FSA plans requiring IFAs to hold capital of at least three months of their annual fixed expenditure risk the sustainability of the sector, warns the Association of Independent Financial Advisers (AIFA).
Responding to the regulator's decision to go ahead with its Expenditure Based Requirement (EBR) Prudential proposals, AIFA says the plans fail to meet the stated aim of providing ongoing support for consumers when a firm is wound up, but not burdening remaining firms.
The plans call on all IFAs to hold a minimum £20,000 buffer by the end of 2013.
Andrew Strange, director of policy at AIFA, says: "The current proposals will see the capital requirements for all firms increase. There is a clear risk that this may result in a less sustainable sector, running counter to FSA's original objectives. The increase in capital required is unrealistic within the timescale set."

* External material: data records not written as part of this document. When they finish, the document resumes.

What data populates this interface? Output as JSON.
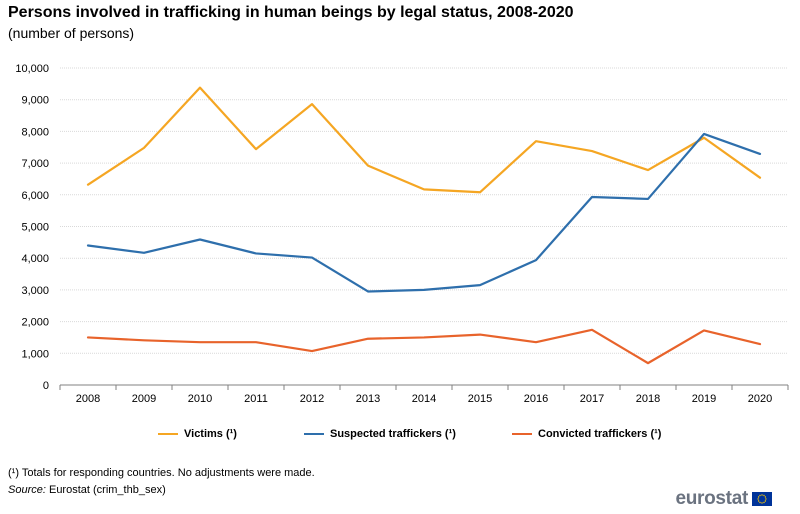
{
  "header": {
    "title": "Persons involved in trafficking in human beings by legal status, 2008-2020",
    "subtitle": "(number of persons)"
  },
  "chart_data": {
    "type": "line",
    "title": "Persons involved in trafficking in human beings by legal status, 2008-2020",
    "subtitle": "(number of persons)",
    "xlabel": "",
    "ylabel": "",
    "ylim": [
      0,
      10000
    ],
    "yticks": [
      0,
      1000,
      2000,
      3000,
      4000,
      5000,
      6000,
      7000,
      8000,
      9000,
      10000
    ],
    "ytick_labels": [
      "0",
      "1,000",
      "2,000",
      "3,000",
      "4,000",
      "5,000",
      "6,000",
      "7,000",
      "8,000",
      "9,000",
      "10,000"
    ],
    "grid": true,
    "legend_position": "bottom",
    "categories": [
      "2008",
      "2009",
      "2010",
      "2011",
      "2012",
      "2013",
      "2014",
      "2015",
      "2016",
      "2017",
      "2018",
      "2019",
      "2020"
    ],
    "series": [
      {
        "name": "Victims (¹)",
        "color": "#f5a623",
        "values": [
          6320,
          7480,
          9380,
          7440,
          8860,
          6920,
          6170,
          6080,
          7690,
          7380,
          6780,
          7800,
          6540
        ]
      },
      {
        "name": "Suspected traffickers (¹)",
        "color": "#2e6fac",
        "values": [
          4400,
          4170,
          4590,
          4150,
          4020,
          2950,
          3000,
          3150,
          3940,
          5930,
          5870,
          7920,
          7290
        ]
      },
      {
        "name": "Convicted traffickers (¹)",
        "color": "#e8632b",
        "values": [
          1500,
          1410,
          1350,
          1350,
          1070,
          1460,
          1500,
          1590,
          1350,
          1740,
          690,
          1720,
          1290
        ]
      }
    ]
  },
  "footer": {
    "footnote": "(¹) Totals for responding countries. No adjustments were made.",
    "source_label": "Source:",
    "source_text": " Eurostat (crim_thb_sex)",
    "logo_text": "eurostat"
  }
}
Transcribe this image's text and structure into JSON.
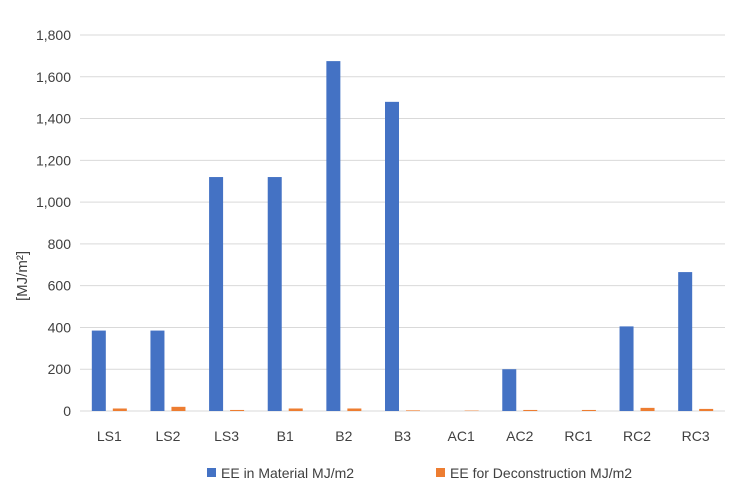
{
  "chart_data": {
    "type": "bar",
    "categories": [
      "LS1",
      "LS2",
      "LS3",
      "B1",
      "B2",
      "B3",
      "AC1",
      "AC2",
      "RC1",
      "RC2",
      "RC3"
    ],
    "series": [
      {
        "name": "EE in Material MJ/m2",
        "color": "#4472C4",
        "values": [
          385,
          385,
          1120,
          1120,
          1675,
          1480,
          0,
          200,
          0,
          405,
          665
        ]
      },
      {
        "name": "EE for Deconstruction MJ/m2",
        "color": "#ED7D31",
        "values": [
          12,
          20,
          5,
          12,
          12,
          3,
          2,
          5,
          5,
          15,
          10
        ]
      }
    ],
    "title": "",
    "xlabel": "",
    "ylabel": "[MJ/m²]",
    "ylim": [
      0,
      1800
    ],
    "yticks": [
      0,
      200,
      400,
      600,
      800,
      1000,
      1200,
      1400,
      1600,
      1800
    ],
    "ytick_labels": [
      "0",
      "200",
      "400",
      "600",
      "800",
      "1,000",
      "1,200",
      "1,400",
      "1,600",
      "1,800"
    ],
    "grid": true,
    "grid_color": "#D9D9D9",
    "legend": "bottom"
  }
}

"The FSA must realise the effects these proposals will have on the profession and reconsider them as a matter of urgency."
He welcomes the FSA's decision to accept the AIFA lobby and extend the deadline for implementing changes to 2013, but says the Association is still "far from happy with FSA's conclusions".

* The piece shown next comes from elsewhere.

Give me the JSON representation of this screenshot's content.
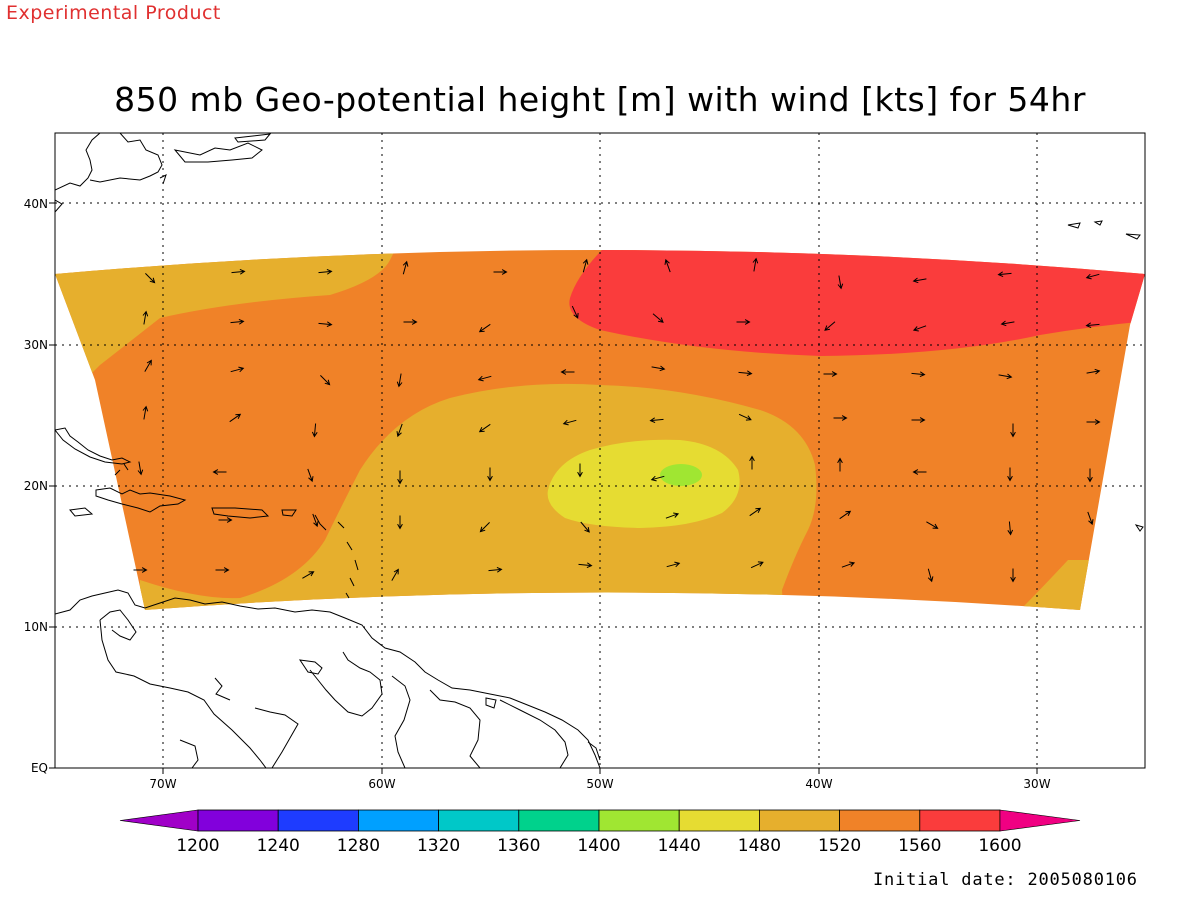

"Proposed regulatory changes cannot benefit consumers if they only serve to reduce the number of financially stable and viable firms in the sector from today's level," he says.
AIFA is concerned advisers have so far failed to grasp the wider implications of the FSA's wish to consult next year on the application ‘of a consistent approach to the Expenditure Based Requirements to all firms...irrespective of the firm's business model'.

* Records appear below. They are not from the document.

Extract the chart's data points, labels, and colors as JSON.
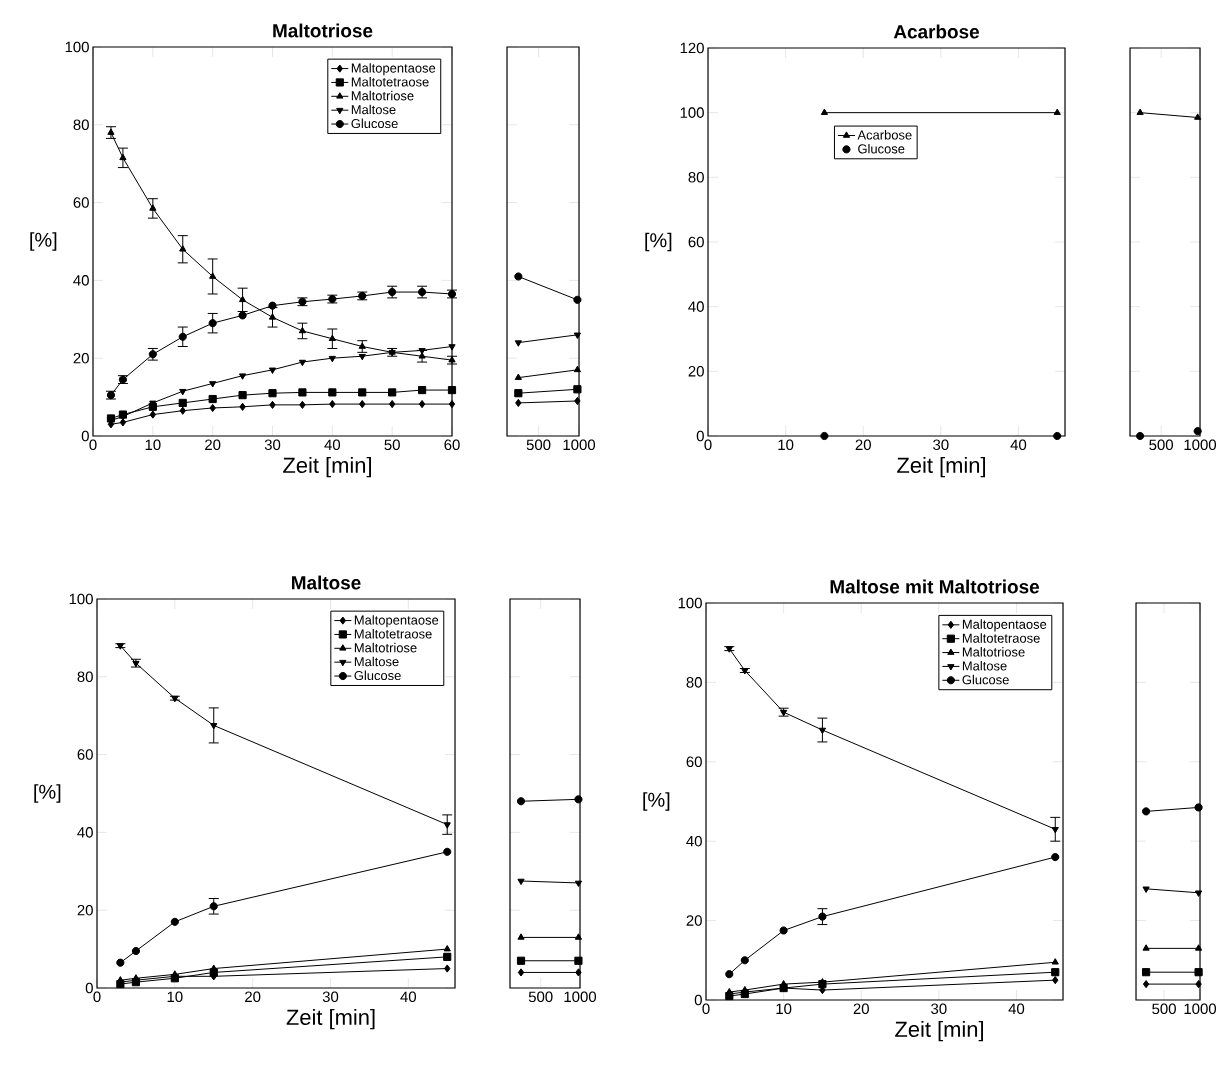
{
  "chart_data": [
    {
      "type": "line",
      "title": "Maltotriose",
      "xlabel": "Zeit [min]",
      "ylabel": "[%]",
      "x": [
        3,
        5,
        10,
        15,
        20,
        25,
        30,
        35,
        40,
        45,
        50,
        55,
        60
      ],
      "xlim": [
        0,
        60
      ],
      "xticks": [
        0,
        10,
        20,
        30,
        40,
        50,
        60
      ],
      "ylim": [
        0,
        100
      ],
      "yticks": [
        0,
        20,
        40,
        60,
        80,
        100
      ],
      "legend": "top right",
      "series": [
        {
          "name": "Maltopentaose",
          "color": "#000000",
          "marker": "diamond",
          "values": [
            3,
            3.5,
            5.5,
            6.5,
            7.2,
            7.5,
            8,
            8,
            8.2,
            8.2,
            8.2,
            8.2,
            8.2
          ]
        },
        {
          "name": "Maltotetraose",
          "color": "#000000",
          "marker": "square",
          "values": [
            4.5,
            5.5,
            7.5,
            8.5,
            9.5,
            10.5,
            11,
            11.2,
            11.2,
            11.2,
            11.2,
            11.8,
            11.8
          ]
        },
        {
          "name": "Maltotriose",
          "color": "#000000",
          "marker": "triangle",
          "values": [
            78,
            71.5,
            58.5,
            48,
            41,
            35,
            30.5,
            27,
            25,
            23,
            21.5,
            20.5,
            19.5
          ],
          "errors": [
            1.5,
            2.5,
            2.5,
            3.5,
            4.5,
            3,
            2.5,
            2,
            2.5,
            1.5,
            1,
            1.5,
            1
          ]
        },
        {
          "name": "Maltose",
          "color": "#000000",
          "marker": "triangle-down",
          "values": [
            4,
            5,
            8.5,
            11.5,
            13.5,
            15.5,
            17,
            19,
            20,
            20.5,
            21.5,
            22,
            23
          ]
        },
        {
          "name": "Glucose",
          "color": "#000000",
          "marker": "circle",
          "values": [
            10.5,
            14.5,
            21,
            25.5,
            29,
            31,
            33.5,
            34.5,
            35.2,
            36,
            37,
            37,
            36.5
          ],
          "errors": [
            1,
            1,
            1.5,
            2.5,
            2.5,
            null,
            null,
            1,
            1,
            1,
            1.5,
            1.5,
            1
          ]
        }
      ]
    },
    {
      "type": "line",
      "x": [
        250,
        980
      ],
      "xlim": [
        110,
        1000
      ],
      "xticks": [
        500,
        1000
      ],
      "ylim": [
        0,
        100
      ],
      "yticks": [
        0,
        20,
        40,
        60,
        80,
        100
      ],
      "tick_labels": "x",
      "series": [
        {
          "color": "#000000",
          "marker": "diamond",
          "values": [
            8.5,
            9
          ]
        },
        {
          "color": "#000000",
          "marker": "square",
          "values": [
            11,
            12
          ]
        },
        {
          "color": "#000000",
          "marker": "triangle",
          "values": [
            15,
            17
          ]
        },
        {
          "color": "#000000",
          "marker": "triangle-down",
          "values": [
            24,
            26
          ]
        },
        {
          "color": "#000000",
          "marker": "circle",
          "values": [
            41,
            35
          ]
        }
      ]
    },
    {
      "type": "line",
      "title": "Acarbose",
      "xlabel": "Zeit [min]",
      "ylabel": "[%]",
      "x": [
        15,
        45
      ],
      "xlim": [
        0,
        46
      ],
      "xticks": [
        0,
        10,
        20,
        30,
        40
      ],
      "ylim": [
        0,
        120
      ],
      "yticks": [
        0,
        20,
        40,
        60,
        80,
        100,
        120
      ],
      "legend": "top",
      "series": [
        {
          "name": "Acarbose",
          "color": "#000000",
          "marker": "triangle",
          "values": [
            100,
            100
          ]
        },
        {
          "name": "Glucose",
          "type": "scatter",
          "color": "#000000",
          "marker": "circle",
          "values": [
            0,
            0
          ]
        }
      ]
    },
    {
      "type": "line",
      "x": [
        230,
        970
      ],
      "xlim": [
        100,
        1000
      ],
      "xticks": [
        500,
        1000
      ],
      "ylim": [
        0,
        120
      ],
      "yticks": [
        0,
        20,
        40,
        60,
        80,
        100,
        120
      ],
      "tick_labels": "x",
      "series": [
        {
          "color": "#000000",
          "marker": "triangle",
          "values": [
            100,
            98.5
          ]
        },
        {
          "type": "scatter",
          "color": "#000000",
          "marker": "circle",
          "values": [
            0,
            1.5
          ]
        }
      ]
    },
    {
      "type": "line",
      "title": "Maltose",
      "xlabel": "Zeit [min]",
      "ylabel": "[%]",
      "x": [
        3,
        5,
        10,
        15,
        45
      ],
      "xlim": [
        0,
        46
      ],
      "xticks": [
        0,
        10,
        20,
        30,
        40
      ],
      "ylim": [
        0,
        100
      ],
      "yticks": [
        0,
        20,
        40,
        60,
        80,
        100
      ],
      "legend": "top right",
      "series": [
        {
          "name": "Maltopentaose",
          "color": "#000000",
          "marker": "diamond",
          "values": [
            1.5,
            2,
            3,
            3,
            5
          ]
        },
        {
          "name": "Maltotetraose",
          "color": "#000000",
          "marker": "square",
          "values": [
            1,
            1.5,
            2.5,
            4,
            8
          ]
        },
        {
          "name": "Maltotriose",
          "color": "#000000",
          "marker": "triangle",
          "values": [
            2,
            2.5,
            3.5,
            5,
            10
          ]
        },
        {
          "name": "Maltose",
          "color": "#000000",
          "marker": "triangle-down",
          "values": [
            88,
            83.5,
            74.5,
            67.5,
            42
          ],
          "errors": [
            0.5,
            1,
            0.5,
            4.5,
            2.5
          ]
        },
        {
          "name": "Glucose",
          "color": "#000000",
          "marker": "circle",
          "values": [
            6.5,
            9.5,
            17,
            21,
            35
          ],
          "errors": [
            null,
            null,
            null,
            2,
            null
          ]
        }
      ]
    },
    {
      "type": "line",
      "x": [
        250,
        980
      ],
      "xlim": [
        110,
        1000
      ],
      "xticks": [
        500,
        1000
      ],
      "ylim": [
        0,
        100
      ],
      "yticks": [
        0,
        20,
        40,
        60,
        80,
        100
      ],
      "tick_labels": "x",
      "series": [
        {
          "color": "#000000",
          "marker": "diamond",
          "values": [
            4,
            4
          ]
        },
        {
          "color": "#000000",
          "marker": "square",
          "values": [
            7,
            7
          ]
        },
        {
          "color": "#000000",
          "marker": "triangle",
          "values": [
            13,
            13
          ]
        },
        {
          "color": "#000000",
          "marker": "triangle-down",
          "values": [
            27.5,
            27
          ]
        },
        {
          "color": "#000000",
          "marker": "circle",
          "values": [
            48,
            48.5
          ]
        }
      ]
    },
    {
      "type": "line",
      "title": "Maltose mit Maltotriose",
      "xlabel": "Zeit [min]",
      "ylabel": "[%]",
      "x": [
        3,
        5,
        10,
        15,
        45
      ],
      "xlim": [
        0,
        46
      ],
      "xticks": [
        0,
        10,
        20,
        30,
        40
      ],
      "ylim": [
        0,
        100
      ],
      "yticks": [
        0,
        20,
        40,
        60,
        80,
        100
      ],
      "legend": "top right",
      "series": [
        {
          "name": "Maltopentaose",
          "color": "#000000",
          "marker": "diamond",
          "values": [
            1.5,
            2,
            3,
            2.5,
            5
          ]
        },
        {
          "name": "Maltotetraose",
          "color": "#000000",
          "marker": "square",
          "values": [
            1,
            1.5,
            3,
            4,
            7
          ]
        },
        {
          "name": "Maltotriose",
          "color": "#000000",
          "marker": "triangle",
          "values": [
            2,
            2.5,
            4,
            4.5,
            9.5
          ]
        },
        {
          "name": "Maltose",
          "color": "#000000",
          "marker": "triangle-down",
          "values": [
            88.5,
            83,
            72.5,
            68,
            43
          ],
          "errors": [
            0.5,
            0.5,
            1,
            3,
            3
          ]
        },
        {
          "name": "Glucose",
          "color": "#000000",
          "marker": "circle",
          "values": [
            6.5,
            10,
            17.5,
            21,
            36
          ],
          "errors": [
            null,
            null,
            null,
            2,
            null
          ]
        }
      ]
    },
    {
      "type": "line",
      "x": [
        250,
        980
      ],
      "xlim": [
        110,
        1000
      ],
      "xticks": [
        500,
        1000
      ],
      "ylim": [
        0,
        100
      ],
      "yticks": [
        0,
        20,
        40,
        60,
        80,
        100
      ],
      "tick_labels": "x",
      "series": [
        {
          "color": "#000000",
          "marker": "diamond",
          "values": [
            4,
            4
          ]
        },
        {
          "color": "#000000",
          "marker": "square",
          "values": [
            7,
            7
          ]
        },
        {
          "color": "#000000",
          "marker": "triangle",
          "values": [
            13,
            13
          ]
        },
        {
          "color": "#000000",
          "marker": "triangle-down",
          "values": [
            28,
            27
          ]
        },
        {
          "color": "#000000",
          "marker": "circle",
          "values": [
            47.5,
            48.5
          ]
        }
      ]
    }
  ]
}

"The Policy Statement does not elaborate further on this, but FSA must ensure there is fair and responsible treatment of Appointed Representatives or self-employed advisers. This is a significant issue raised by the profession. As an example, the levelling up of the EBR requirements for these fundamentally variable costs would be deeply inappropriate," he adds.
Amanda Davidson, AIFA deputy chairman, says: "AIFA has conducted significant work over the past months to deliver both an extension to the implementation date and demonstrate to the FSA that further consultation on EBR is necessary to avoid clear detriment to firms and the clients they serve.
"Any firm not in AIFA membership and thus supporting our efforts should consider carefully the cost of additional capital the FSA will force them to hold.
AIFA is forming a working group to consider solutions in advance of next year's consultation.